I’m a tad disappointed the biobank didn’t screen for a strict ME/CFS criteria. Preferably the Canadian Consensus Criteria. As those that have self diagnosed or been incorrectly diagnosed do create unnecessary noise in studies.

It's very true if someone has liver disease they're going to be fatigued and probably have inflammation, etc. But that's not ME/CFS. And if liver disease were part of the criteria for ME/CFS I think we would have many many posts by people with symptoms of liver disease, which we don't.

 

[Eastman]

So apparently the patient cohort used in the study were not rigorously screened to meet a strict ME/CFS criteria...

This does create uncertainty in the finding, but apparently not enough for Chris Ponting to actually say that the identified markers are not applicable to ME/CFS, only that there may be a different subgroup.

And if liver disease were part of the criteria for ME/CFS I think we would have many many posts by people with symptoms of liver disease, which we don't.

Just because they don't say they have symptoms of liver disease does not mean they don't.
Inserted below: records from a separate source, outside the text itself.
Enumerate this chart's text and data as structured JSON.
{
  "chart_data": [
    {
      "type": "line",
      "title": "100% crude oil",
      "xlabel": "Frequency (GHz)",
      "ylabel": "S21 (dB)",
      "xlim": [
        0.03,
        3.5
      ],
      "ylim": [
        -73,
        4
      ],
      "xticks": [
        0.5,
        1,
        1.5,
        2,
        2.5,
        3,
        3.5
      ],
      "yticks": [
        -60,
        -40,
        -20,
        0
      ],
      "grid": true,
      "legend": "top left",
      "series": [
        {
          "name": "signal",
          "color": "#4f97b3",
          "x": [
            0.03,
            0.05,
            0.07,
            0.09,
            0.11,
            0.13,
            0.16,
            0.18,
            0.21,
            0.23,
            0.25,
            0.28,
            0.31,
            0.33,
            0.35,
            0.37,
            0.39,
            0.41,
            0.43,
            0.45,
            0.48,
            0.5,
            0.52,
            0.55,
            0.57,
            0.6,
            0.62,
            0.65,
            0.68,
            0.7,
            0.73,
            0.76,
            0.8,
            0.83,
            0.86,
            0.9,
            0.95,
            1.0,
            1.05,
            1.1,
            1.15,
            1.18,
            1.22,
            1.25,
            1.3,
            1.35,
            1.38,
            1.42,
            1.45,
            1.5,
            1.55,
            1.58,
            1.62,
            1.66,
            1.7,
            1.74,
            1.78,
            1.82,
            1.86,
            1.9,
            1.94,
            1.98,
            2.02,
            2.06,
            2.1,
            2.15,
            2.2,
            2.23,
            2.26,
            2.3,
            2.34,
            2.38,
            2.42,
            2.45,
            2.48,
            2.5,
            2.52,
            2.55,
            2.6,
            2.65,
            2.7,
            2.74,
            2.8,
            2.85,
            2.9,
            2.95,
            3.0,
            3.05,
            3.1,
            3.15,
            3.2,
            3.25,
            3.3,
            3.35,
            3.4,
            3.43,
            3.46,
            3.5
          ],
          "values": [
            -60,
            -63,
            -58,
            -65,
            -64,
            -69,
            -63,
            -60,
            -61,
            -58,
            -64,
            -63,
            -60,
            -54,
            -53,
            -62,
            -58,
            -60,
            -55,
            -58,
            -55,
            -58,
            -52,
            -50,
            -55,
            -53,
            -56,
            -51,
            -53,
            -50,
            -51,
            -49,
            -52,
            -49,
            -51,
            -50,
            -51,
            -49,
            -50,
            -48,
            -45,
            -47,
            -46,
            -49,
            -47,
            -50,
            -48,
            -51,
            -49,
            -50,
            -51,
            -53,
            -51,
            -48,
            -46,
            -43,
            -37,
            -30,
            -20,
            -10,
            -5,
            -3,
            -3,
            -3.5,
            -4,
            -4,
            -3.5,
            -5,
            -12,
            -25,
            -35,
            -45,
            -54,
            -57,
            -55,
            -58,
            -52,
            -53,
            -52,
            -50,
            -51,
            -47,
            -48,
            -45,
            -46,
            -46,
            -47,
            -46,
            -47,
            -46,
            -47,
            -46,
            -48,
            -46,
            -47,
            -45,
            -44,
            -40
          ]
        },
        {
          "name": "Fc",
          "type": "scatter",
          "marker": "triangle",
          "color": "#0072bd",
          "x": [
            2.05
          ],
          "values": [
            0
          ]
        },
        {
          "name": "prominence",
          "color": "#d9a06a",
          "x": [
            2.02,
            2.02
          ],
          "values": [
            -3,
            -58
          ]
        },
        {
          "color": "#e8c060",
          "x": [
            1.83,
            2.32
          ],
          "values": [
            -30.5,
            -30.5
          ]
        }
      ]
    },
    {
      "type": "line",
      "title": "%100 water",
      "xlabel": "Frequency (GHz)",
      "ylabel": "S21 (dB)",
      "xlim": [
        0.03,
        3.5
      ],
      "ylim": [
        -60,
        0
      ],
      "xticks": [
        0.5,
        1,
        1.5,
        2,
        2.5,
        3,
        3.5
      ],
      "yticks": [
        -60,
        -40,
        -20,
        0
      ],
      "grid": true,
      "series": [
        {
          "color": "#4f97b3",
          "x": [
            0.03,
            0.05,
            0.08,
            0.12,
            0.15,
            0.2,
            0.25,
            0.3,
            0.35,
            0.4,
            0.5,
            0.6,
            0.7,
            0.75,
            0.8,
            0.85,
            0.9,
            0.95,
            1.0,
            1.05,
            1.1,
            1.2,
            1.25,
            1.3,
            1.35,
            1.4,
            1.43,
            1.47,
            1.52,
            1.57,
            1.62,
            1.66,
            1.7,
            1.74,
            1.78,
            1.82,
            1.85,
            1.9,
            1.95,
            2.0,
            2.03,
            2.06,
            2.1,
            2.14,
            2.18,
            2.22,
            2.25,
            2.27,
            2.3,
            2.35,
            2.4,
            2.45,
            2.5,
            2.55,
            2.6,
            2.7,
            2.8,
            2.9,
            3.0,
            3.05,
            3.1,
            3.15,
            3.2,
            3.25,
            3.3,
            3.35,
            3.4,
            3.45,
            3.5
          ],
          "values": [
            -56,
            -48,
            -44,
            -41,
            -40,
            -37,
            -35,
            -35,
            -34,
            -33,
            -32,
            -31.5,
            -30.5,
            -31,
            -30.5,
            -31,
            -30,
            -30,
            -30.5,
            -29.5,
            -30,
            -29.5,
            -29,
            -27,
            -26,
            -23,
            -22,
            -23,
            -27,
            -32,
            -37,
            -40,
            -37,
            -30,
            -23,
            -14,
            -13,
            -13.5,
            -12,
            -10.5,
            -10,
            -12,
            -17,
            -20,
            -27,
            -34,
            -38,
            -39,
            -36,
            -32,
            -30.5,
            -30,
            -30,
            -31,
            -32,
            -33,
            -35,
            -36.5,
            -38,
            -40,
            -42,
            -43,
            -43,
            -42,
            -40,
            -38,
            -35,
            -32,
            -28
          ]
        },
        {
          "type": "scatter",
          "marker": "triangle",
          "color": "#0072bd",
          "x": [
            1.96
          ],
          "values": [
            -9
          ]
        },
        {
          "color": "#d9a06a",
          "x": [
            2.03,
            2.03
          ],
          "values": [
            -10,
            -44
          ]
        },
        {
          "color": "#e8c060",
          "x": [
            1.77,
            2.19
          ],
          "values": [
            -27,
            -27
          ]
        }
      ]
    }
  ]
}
In reality, many symptoms reported in this forum overlap with symptoms of liver disease. Most people simply aren't aware of the possible link because they think that the liver is simply for digestion and detoxification.

Note that this paper is in line with the model proposed by mariovitali that ME/CFS is the result of an infection in a patient with liver dysfunction, a model based on his AI-based research. The more I know about the liver, the more I see the plausibility of this model and I think researchers should explore this lead further. Remember that most people with the infections that are thought to lead to ME/CFS don't end up with the condition. Clearly, there is a differentiating factor in those who do and we need to find out what that factor is.